Donald Trump, begnadeter Problemlöser – In Ihrer Königsdisziplin – Weltpolitik via Twitter – kann Ihnen ja nun wirklich niemand das Wasser reichen. Jüngst haben Sie Ihre Fan-Gemeinde wieder einmal überrascht und beglückt: „Nach 52 Jahren ist es für die USA an der Zeit, Israels Souveränität über die (völkerrechtswidrig annektierten – die Redaktion) Golan-Höhen voll anzuerkennen, die von kritischer strategischer und sicherheitspolitischer Bedeutung für den Staat Israel und die regionale Stabilität sind.“ Sollten sich Ihre Logik und Ihr Zeitmaß durchsetzen, dann können die im Kreml jetzt ja schon mal den Schampus kalt stellen, denn im Jahre 2066 wird Ihr dann im Weißen Haus amtierender Nachfolger sicher erklären: „Nach 52 Jahren ist es für die USA an der Zeit, Russlands Souveränität über die Krim …“

Harald Jähner, Ex-Feuilletonchef der Berliner Zeitung – Gerade sind Sie mit dem Sachbuchpreis der Leipziger Buchmesse geehrt worden. Wir gratulieren!

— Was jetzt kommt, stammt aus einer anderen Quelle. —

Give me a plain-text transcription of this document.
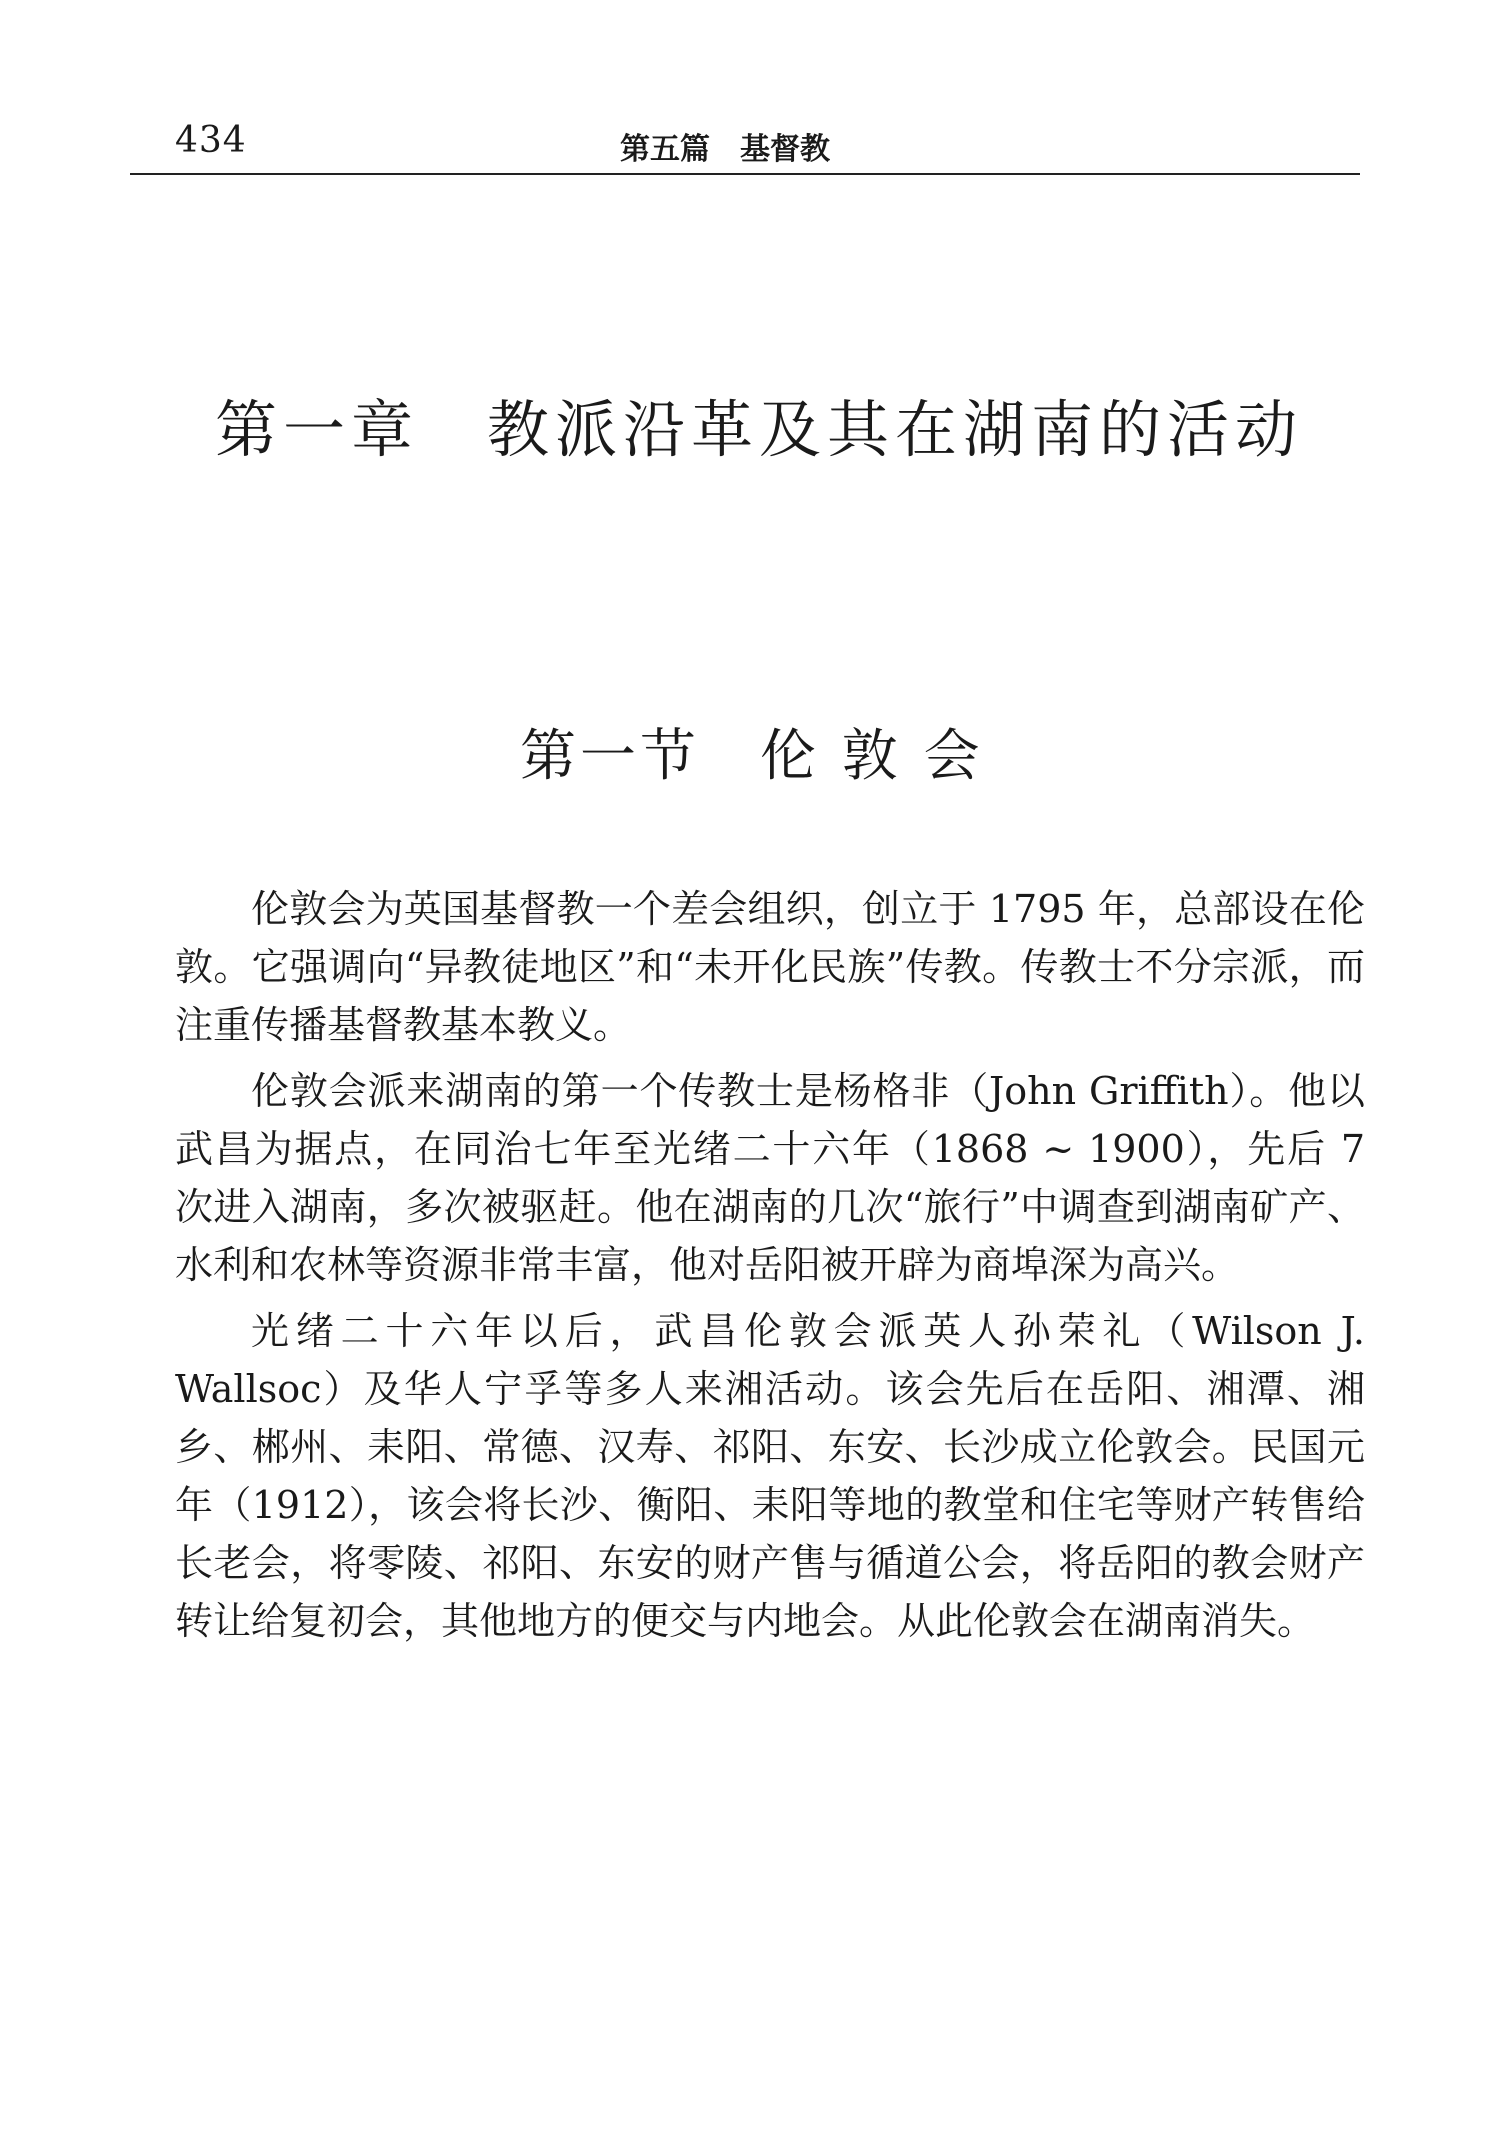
434	第五篇　基督教
第一章　教派沿革及其在湖南的活动
第一节　伦 敦 会

伦敦会为英国基督教一个差会组织，创立于 1795 年，总部设在伦敦。它强调向“异教徒地区”和“未开化民族”传教。传教士不分宗派，而注重传播基督教基本教义。

伦敦会派来湖南的第一个传教士是杨格非（John Griffith）。他以武昌为据点，在同治七年至光绪二十六年（1868 ~ 1900），先后 7 次进入湖南，多次被驱赶。他在湖南的几次“旅行”中调查到湖南矿产、水利和农林等资源非常丰富，他对岳阳被开辟为商埠深为高兴。

光绪二十六年以后，武昌伦敦会派英人孙荣礼（Wilson J. Wallsoc）及华人宁孚等多人来湘活动。该会先后在岳阳、湘潭、湘乡、郴州、耒阳、常德、汉寿、祁阳、东安、长沙成立伦敦会。民国元年（1912），该会将长沙、衡阳、耒阳等地的教堂和住宅等财产转售给长老会，将零陵、祁阳、东安的财产售与循道公会，将岳阳的教会财产转让给复初会，其他地方的便交与内地会。从此伦敦会在湖南消失。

Ihr Buch trägt den Titel „Wolfszeit. Deutschland und die Deutschen 1945–1955“. Da Sie, Jahrgang 1953, in der alten Bundesrepublik sozialisiert wurden, ist es natürlich ganz selbstverständlich, dass, wie es in der Berliner Zeitung hieß, „Ostdeutschland und die DDR […] bei Ihnen nur am Rande vor[kommen]“ und es trotzdem nicht „Westdeutschland und Westdeutschen …“ heißt. Mit dieser offenbar genetisch eingestanzten Ignoranz, die in ihren praktischen Auswirkungen apartheidähnliche Züge trägt (keine Ostdeutschen in Führungspositionen, unterschiedliches Lohn- und Rentenniveau et cetera), sind wir in Neufünfland ja seit nunmehr 30 Jahren bestens vertraut. Vielen Dank aber immerhin für die Bestätigung unserer eh schon, wie man bei Ihnen sagen würde, evidenzbasierten Erwartung, dass sich daran auch künftig nichts Grundsätzliches ändern wird.